If the exercise of power is allowed and the mandate upheld, it is difficult to see what the limits on Congress’s Commerce Clause authority would be. What aspect of human activity would escape federal power? The ultimate issue in this case is this: Does the notion of federalism still have vitality? To approve the exercise of power would arm Congress with the authority to force individuals to do whatever it sees fit (within boundaries like the First Amendment and Due Process Clause), as long as the regulation concerns an activity or decision that, when aggregated, can be said to have some loose, but-for type of economic connection, which nearly all human activity does. See Lopez, 514 U.S. at 565, 115 S.Ct. 1624 (“[Depending on the level of generality, any activity can be looked upon as commercial.”). Such a power feels very much like the general police power that the Tenth Amendment reserves to the States and the people. A structural shift of that magnitude can be accomplished legitimately only through constitutional amendment.

. Congress has since amended the statutory section in which the legislative findings are codified, 42 U.S.C. § 18091, but the language quoted above remains unchanged.
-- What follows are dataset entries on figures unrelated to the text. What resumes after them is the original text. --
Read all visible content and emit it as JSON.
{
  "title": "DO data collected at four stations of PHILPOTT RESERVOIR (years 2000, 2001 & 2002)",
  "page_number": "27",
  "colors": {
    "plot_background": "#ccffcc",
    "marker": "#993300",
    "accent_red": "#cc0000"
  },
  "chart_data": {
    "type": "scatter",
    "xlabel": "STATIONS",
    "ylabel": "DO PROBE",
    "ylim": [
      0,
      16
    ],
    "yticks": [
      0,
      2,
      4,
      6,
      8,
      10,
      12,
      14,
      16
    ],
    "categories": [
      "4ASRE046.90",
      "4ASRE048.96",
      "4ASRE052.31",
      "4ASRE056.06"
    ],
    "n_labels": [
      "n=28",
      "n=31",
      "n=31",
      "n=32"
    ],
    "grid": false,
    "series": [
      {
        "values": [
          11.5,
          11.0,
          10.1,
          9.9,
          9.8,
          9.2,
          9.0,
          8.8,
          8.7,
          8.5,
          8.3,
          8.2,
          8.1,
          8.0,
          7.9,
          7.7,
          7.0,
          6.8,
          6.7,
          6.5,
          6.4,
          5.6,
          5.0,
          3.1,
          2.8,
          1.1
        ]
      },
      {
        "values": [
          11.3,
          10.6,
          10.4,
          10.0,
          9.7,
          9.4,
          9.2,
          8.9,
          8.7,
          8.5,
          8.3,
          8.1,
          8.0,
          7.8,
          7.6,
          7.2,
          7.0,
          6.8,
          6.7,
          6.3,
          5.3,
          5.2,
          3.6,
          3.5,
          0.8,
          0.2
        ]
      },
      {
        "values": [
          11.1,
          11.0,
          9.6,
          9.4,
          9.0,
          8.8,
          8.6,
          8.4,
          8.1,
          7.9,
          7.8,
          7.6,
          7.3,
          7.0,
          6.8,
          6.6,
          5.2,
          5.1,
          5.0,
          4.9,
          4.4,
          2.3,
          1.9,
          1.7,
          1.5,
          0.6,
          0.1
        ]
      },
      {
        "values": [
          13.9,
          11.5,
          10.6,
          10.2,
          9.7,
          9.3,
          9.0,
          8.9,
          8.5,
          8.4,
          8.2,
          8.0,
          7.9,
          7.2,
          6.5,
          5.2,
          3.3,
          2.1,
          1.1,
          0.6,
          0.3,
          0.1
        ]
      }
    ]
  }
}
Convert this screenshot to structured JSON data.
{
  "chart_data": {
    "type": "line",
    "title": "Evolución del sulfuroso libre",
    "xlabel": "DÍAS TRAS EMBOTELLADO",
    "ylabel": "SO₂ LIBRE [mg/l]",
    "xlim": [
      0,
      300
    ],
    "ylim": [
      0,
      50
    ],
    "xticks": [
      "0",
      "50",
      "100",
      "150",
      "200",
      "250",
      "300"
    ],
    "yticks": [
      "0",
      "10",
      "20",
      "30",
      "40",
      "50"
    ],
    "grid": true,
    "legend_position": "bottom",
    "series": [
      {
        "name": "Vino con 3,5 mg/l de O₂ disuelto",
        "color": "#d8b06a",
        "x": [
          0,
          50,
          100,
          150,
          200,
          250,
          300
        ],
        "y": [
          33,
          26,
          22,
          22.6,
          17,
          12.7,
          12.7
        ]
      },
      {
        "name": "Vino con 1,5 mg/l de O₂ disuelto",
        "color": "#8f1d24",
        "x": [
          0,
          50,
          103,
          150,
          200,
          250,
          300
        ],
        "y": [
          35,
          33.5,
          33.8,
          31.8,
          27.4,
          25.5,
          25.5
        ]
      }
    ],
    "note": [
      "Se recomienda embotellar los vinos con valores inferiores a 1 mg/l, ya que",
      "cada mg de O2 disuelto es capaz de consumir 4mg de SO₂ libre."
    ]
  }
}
. Justice Scalia has stated that under the Necessary and Proper Clause, “Congress may regulate even noneconomic local activity if that regulation is a necessary part of a more general regulation of interstate commerce.’’ Raich, 545 U.S. at 37, 125 S.Ct. 2195 (Scalia, J., concurring).

I do not believe that this view of the Necessary and Proper Clause would save the mandate. As Judge Vinson correctly explained, an attempted exercise of power — the mandate — cannot be justified because it is “necessary” to cure the economic disruption caused another part of the legislation — the "guaranteed issue” provision, ACA § 1001. See Florida v. United States Dep’t of Health and Human Services, 780 F.Supp.2d 1256, 1296-97, 2011 WL 285683, at *31 (N.D.Fla. Jan. 31, 2011).

. The free-riding problem is substantially one of Congress's own creation, see Emergency Medical Treatment and Active Labor Act, 42 U.S.C. § 1395dd (requiring hospitals with emergency departments to provide the care necessary to stabilize patients with emergency medical conditions, without regard to a patient's ability to pay for the care received), and the adverse selection problem will be exacerbated by the guaranteed issue provision, in that supply will be guaranteed to high-risk individuals. Though these policies might be reasonable, Congress’s compassion does not allow it to exceed the limits of its constitutional powers.

. Again, the mandate does not wait until an individual participates in the market for health care.